Chinese refiners slashed their run rates to the lowest level in four years, while crude oil imports collapsed to an eight-year low in May, according to Bloomberg’s analysis of official data. The average run rate stood at just 66.3% for the month, marking a steep retreat from typical operating levels.
Total volumes processed over the month dropped 9.1% year-over-year to 53.72 million tons, the data revealed. The decline follows earlier figures from China’s statistics agency that showed crude imports plunging to their lowest since 2018 in May, driven largely by the recent spike in global oil prices.

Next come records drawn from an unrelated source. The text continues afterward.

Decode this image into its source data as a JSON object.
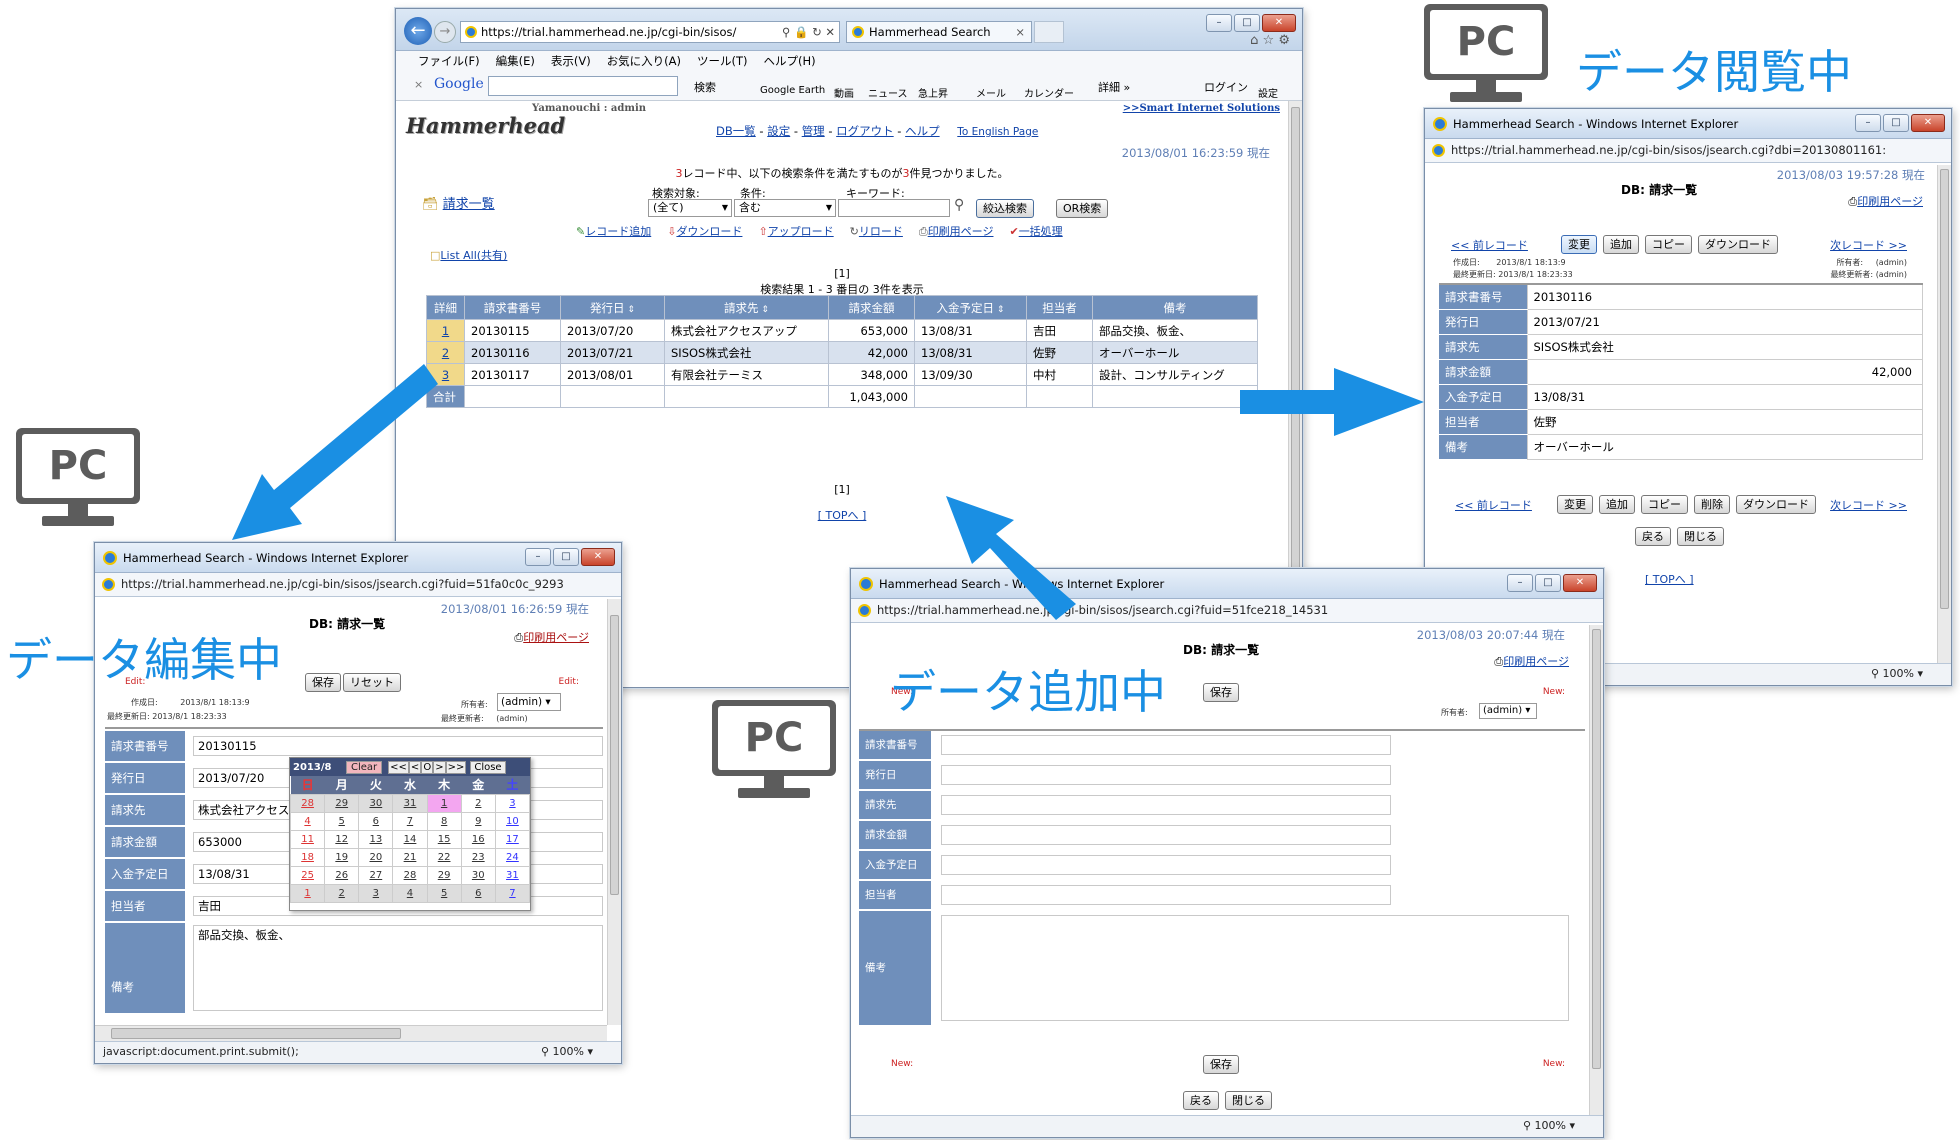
{
  "main": {
    "tab_title": "Hammerhead Search",
    "url": "https://trial.hammerhead.ne.jp/cgi-bin/sisos/",
    "menu": [
      "ファイル(F)",
      "編集(E)",
      "表示(V)",
      "お気に入り(A)",
      "ツール(T)",
      "ヘルプ(H)"
    ],
    "google_logo": "Google",
    "toolbar_items": [
      "検索",
      "Google Earth",
      "動画",
      "ニュース",
      "急上昇",
      "メール",
      "カレンダー",
      "詳細 »"
    ],
    "login_label": "ログイン",
    "settings_label": "設定",
    "logo_text": "Hammerhead",
    "user": "Yamanouchi : admin",
    "smart_link": ">>Smart Internet Solutions",
    "nav": [
      "DB一覧",
      "設定",
      "管理",
      "ログアウト",
      "ヘルプ"
    ],
    "english_link": "To English Page",
    "timestamp": "2013/08/01 16:23:59 現在",
    "result_msg_pre": "3",
    "result_msg": "レコード中、以下の検索条件を満たすものが",
    "result_msg_count": "3",
    "result_msg_post": "件見つかりました。",
    "db_title": "請求一覧",
    "search_target_label": "検索対象:",
    "search_target_value": "(全て)",
    "condition_label": "条件:",
    "condition_value": "含む",
    "keyword_label": "キーワード:",
    "narrow_button": "絞込検索",
    "or_button": "OR検索",
    "actions": [
      "レコード追加",
      "ダウンロード",
      "アップロード",
      "リロード",
      "印刷用ページ",
      "一括処理"
    ],
    "list_all": "List All(共有)",
    "page_indicator": "[1]",
    "result_range": "検索結果 1 - 3 番目の 3件を表示",
    "columns": [
      "詳細",
      "請求書番号",
      "発行日",
      "請求先",
      "請求金額",
      "入金予定日",
      "担当者",
      "備考"
    ],
    "rows": [
      [
        "1",
        "20130115",
        "2013/07/20",
        "株式会社アクセスアップ",
        "653,000",
        "13/08/31",
        "吉田",
        "部品交換、板金、"
      ],
      [
        "2",
        "20130116",
        "2013/07/21",
        "SISOS株式会社",
        "42,000",
        "13/08/31",
        "佐野",
        "オーバーホール"
      ],
      [
        "3",
        "20130117",
        "2013/08/01",
        "有限会社テーミス",
        "348,000",
        "13/09/30",
        "中村",
        "設計、コンサルティング"
      ]
    ],
    "total_label": "合計",
    "total_value": "1,043,000",
    "top_link": "[ TOPへ ]"
  },
  "view": {
    "title": "Hammerhead Search - Windows Internet Explorer",
    "url": "https://trial.hammerhead.ne.jp/cgi-bin/sisos/jsearch.cgi?dbi=20130801161:",
    "timestamp": "2013/08/03 19:57:28 現在",
    "db_title": "DB: 請求一覧",
    "print_link": "印刷用ページ",
    "prev": "<< 前レコード",
    "next": "次レコード >>",
    "buttons_top": [
      "変更",
      "追加",
      "コピー",
      "ダウンロード"
    ],
    "buttons_bottom": [
      "変更",
      "追加",
      "コピー",
      "削除",
      "ダウンロード"
    ],
    "created_label": "作成日:",
    "created": "2013/8/1 18:13:9",
    "updated_label": "最終更新日:",
    "updated": "2013/8/1 18:23:33",
    "owner_label": "所有者:",
    "owner": "(admin)",
    "updater_label": "最終更新者:",
    "updater": "(admin)",
    "fields": [
      {
        "label": "請求書番号",
        "value": "20130116"
      },
      {
        "label": "発行日",
        "value": "2013/07/21"
      },
      {
        "label": "請求先",
        "value": "SISOS株式会社"
      },
      {
        "label": "請求金額",
        "value": "42,000"
      },
      {
        "label": "入金予定日",
        "value": "13/08/31"
      },
      {
        "label": "担当者",
        "value": "佐野"
      },
      {
        "label": "備考",
        "value": "オーバーホール"
      }
    ],
    "back": "戻る",
    "close": "閉じる",
    "top_link": "[ TOPへ ]",
    "zoom": "100%"
  },
  "edit": {
    "title": "Hammerhead Search - Windows Internet Explorer",
    "url": "https://trial.hammerhead.ne.jp/cgi-bin/sisos/jsearch.cgi?fuid=51fa0c0c_9293",
    "timestamp": "2013/08/01 16:26:59 現在",
    "db_title": "DB: 請求一覧",
    "print_link": "印刷用ページ",
    "edit_mark": "Edit:",
    "save": "保存",
    "reset": "リセット",
    "created_label": "作成日:",
    "created": "2013/8/1 18:13:9",
    "updated_label": "最終更新日:",
    "updated": "2013/8/1 18:23:33",
    "owner_label": "所有者:",
    "owner": "(admin)",
    "updater_label": "最終更新者:",
    "updater": "(admin)",
    "fields": [
      {
        "label": "請求書番号",
        "value": "20130115"
      },
      {
        "label": "発行日",
        "value": "2013/07/20"
      },
      {
        "label": "請求先",
        "value": "株式会社アクセス"
      },
      {
        "label": "請求金額",
        "value": "653000"
      },
      {
        "label": "入金予定日",
        "value": "13/08/31"
      },
      {
        "label": "担当者",
        "value": "吉田"
      }
    ],
    "notes_label": "備考",
    "notes_value": "部品交換、板金、",
    "status": "javascript:document.print.submit();",
    "zoom": "100%",
    "calendar": {
      "month": "2013/8",
      "clear": "Clear",
      "nav": [
        "<<",
        "<",
        "O",
        ">",
        ">>"
      ],
      "close": "Close",
      "weekdays": [
        "日",
        "月",
        "火",
        "水",
        "木",
        "金",
        "土"
      ],
      "weeks": [
        [
          "28",
          "29",
          "30",
          "31",
          "1",
          "2",
          "3"
        ],
        [
          "4",
          "5",
          "6",
          "7",
          "8",
          "9",
          "10"
        ],
        [
          "11",
          "12",
          "13",
          "14",
          "15",
          "16",
          "17"
        ],
        [
          "18",
          "19",
          "20",
          "21",
          "22",
          "23",
          "24"
        ],
        [
          "25",
          "26",
          "27",
          "28",
          "29",
          "30",
          "31"
        ],
        [
          "1",
          "2",
          "3",
          "4",
          "5",
          "6",
          "7"
        ]
      ]
    }
  },
  "add": {
    "title": "Hammerhead Search - Windows Internet Explorer",
    "url": "https://trial.hammerhead.ne.jp/cgi-bin/sisos/jsearch.cgi?fuid=51fce218_14531",
    "timestamp": "2013/08/03 20:07:44 現在",
    "db_title": "DB: 請求一覧",
    "print_link": "印刷用ページ",
    "new_mark": "New:",
    "save": "保存",
    "owner_label": "所有者:",
    "owner": "(admin)",
    "labels": [
      "請求書番号",
      "発行日",
      "請求先",
      "請求金額",
      "入金予定日",
      "担当者",
      "備考"
    ],
    "back": "戻る",
    "close": "閉じる",
    "zoom": "100%"
  },
  "captions": {
    "viewing": "データ閲覧中",
    "editing": "データ編集中",
    "adding": "データ追加中",
    "pc": "PC"
  },
  "colors": {
    "arrow": "#1a8fe3",
    "header": "#6f8fbb",
    "caption": "#1a8fe3"
  }
}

The import collapse reflects downstream weakness: independent teapot refineries cut throughput amid thinner margins and slower domestic fuel demand. State-owned giants also scaled back purchases, waiting for prices to moderate before rebuilding their strategic reserves.
This demand crunch from the world’s top crude buyer comes as OPEC+ producers tighten supply, creating a rare divergence between upstream output restraint and downstream processing cuts. The dual pressure raises questions about the near-term trajectory for global crude prices.
While price rallies may eventually curb refinery activity elsewhere, China’s slowdown—if sustained—could reshape global crude flows and pressure producers to reassess their output strategy. The data also adds weight to concerns about the health of the country’s industrial recovery, as downstream activity often mirrors broader economic momentum.